Just how premium is CTV inventory? CTV viewers have an 88% video completion rate and a 3.4% engagement rate, which are 1.1 and 10.3 times higher than non-interactive formats. CTV users are highly interested individuals who are ready, willing, and able to engage with your content from the comfort of their homes. 

Connected TV has become a hugely popular marketing tool for CPG, QSR, automotive, and independent agency clients. Products that have, or need, an omnichannel approach are poised to benefit the most from CTV as it connects viewers to products across ages, demographics, and interests. 

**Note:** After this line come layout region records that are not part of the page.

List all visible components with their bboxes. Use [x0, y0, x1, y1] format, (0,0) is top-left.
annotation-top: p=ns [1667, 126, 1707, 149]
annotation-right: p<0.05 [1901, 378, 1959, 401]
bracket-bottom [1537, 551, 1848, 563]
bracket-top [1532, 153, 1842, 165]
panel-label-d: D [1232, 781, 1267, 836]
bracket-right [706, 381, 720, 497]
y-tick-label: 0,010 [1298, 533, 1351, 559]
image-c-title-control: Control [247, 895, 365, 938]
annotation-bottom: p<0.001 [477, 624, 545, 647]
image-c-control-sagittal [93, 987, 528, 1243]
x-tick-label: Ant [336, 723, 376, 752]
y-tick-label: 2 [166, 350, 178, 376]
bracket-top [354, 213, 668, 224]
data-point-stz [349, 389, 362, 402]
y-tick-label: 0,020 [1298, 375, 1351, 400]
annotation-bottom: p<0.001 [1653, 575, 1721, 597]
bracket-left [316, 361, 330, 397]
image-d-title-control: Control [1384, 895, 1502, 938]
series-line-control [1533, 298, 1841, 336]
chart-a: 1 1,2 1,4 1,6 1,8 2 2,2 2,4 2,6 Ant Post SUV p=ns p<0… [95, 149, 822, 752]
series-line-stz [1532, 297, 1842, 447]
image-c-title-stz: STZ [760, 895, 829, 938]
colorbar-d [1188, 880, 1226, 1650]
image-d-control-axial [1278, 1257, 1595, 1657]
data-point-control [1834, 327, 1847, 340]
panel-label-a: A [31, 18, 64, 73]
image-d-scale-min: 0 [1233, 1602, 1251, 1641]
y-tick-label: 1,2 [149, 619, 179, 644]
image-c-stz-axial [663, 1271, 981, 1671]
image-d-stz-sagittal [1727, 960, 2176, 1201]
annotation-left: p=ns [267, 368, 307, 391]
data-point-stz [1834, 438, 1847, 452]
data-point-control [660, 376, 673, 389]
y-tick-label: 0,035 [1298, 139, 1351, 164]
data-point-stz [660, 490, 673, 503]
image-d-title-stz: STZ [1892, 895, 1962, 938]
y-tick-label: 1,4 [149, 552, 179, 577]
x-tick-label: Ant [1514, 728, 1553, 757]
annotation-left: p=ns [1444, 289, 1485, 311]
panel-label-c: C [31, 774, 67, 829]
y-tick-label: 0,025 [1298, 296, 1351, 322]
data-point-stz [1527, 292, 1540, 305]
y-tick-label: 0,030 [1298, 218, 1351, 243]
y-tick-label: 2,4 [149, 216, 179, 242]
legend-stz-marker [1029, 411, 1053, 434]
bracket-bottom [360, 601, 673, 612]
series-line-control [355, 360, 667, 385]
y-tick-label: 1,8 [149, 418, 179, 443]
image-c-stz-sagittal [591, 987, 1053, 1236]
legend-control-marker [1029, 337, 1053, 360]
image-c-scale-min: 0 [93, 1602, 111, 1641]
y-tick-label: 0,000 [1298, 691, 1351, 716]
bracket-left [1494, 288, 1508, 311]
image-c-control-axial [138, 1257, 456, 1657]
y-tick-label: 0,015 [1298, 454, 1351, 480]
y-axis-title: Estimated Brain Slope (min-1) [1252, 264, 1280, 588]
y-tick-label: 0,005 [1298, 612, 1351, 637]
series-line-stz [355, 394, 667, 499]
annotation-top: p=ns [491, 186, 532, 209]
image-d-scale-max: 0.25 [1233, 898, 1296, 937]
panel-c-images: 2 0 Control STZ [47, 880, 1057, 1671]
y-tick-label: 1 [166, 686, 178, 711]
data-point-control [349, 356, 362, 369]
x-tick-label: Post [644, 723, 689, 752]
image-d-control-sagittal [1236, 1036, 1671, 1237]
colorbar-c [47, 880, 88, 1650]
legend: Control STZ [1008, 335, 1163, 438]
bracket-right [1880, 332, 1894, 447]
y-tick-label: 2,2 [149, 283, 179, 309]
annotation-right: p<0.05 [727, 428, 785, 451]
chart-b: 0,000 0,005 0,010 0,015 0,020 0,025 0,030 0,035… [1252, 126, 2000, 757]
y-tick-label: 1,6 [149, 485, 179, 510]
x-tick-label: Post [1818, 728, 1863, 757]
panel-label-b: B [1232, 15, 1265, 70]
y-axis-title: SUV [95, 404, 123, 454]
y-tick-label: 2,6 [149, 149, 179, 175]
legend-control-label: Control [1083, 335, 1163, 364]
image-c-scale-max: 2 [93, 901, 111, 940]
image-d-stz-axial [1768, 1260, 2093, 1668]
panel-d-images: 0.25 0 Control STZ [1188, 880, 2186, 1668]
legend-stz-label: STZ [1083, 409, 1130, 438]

Challenges and Considerations for Advertisers

CTV is a wonderful tool for marketers but it’s important to acknowledge some of the current challenges facing the channel as well. As CTV popularity grows, expert marketers seek better ways to measure their CTV investments across marketing platforms and publishers. Other marketers have called out that managing CTV ads, their frequency, and inventory is another challenge. However, the outlook toward both of these concerns is largely optimistic as CTV programmatic investments gain more traction, as will the tools to support, measure, and optimize them. 

Looking to the future, as CTV ad spend increases, there will likely be a more competitive inventory landscape for advertisers. Nearly 40,000 people continue to cut their cable in favor of more cost-effective ways to access media and it’s more important than ever for brands to be able to spring forward against competitors to get their message across. It’s important to be aware of the challenges facing advertisers with CTV but it’s a great time to be optimistic about the channel’s future since it provides another powerful and innocuous opportunity to reach customers.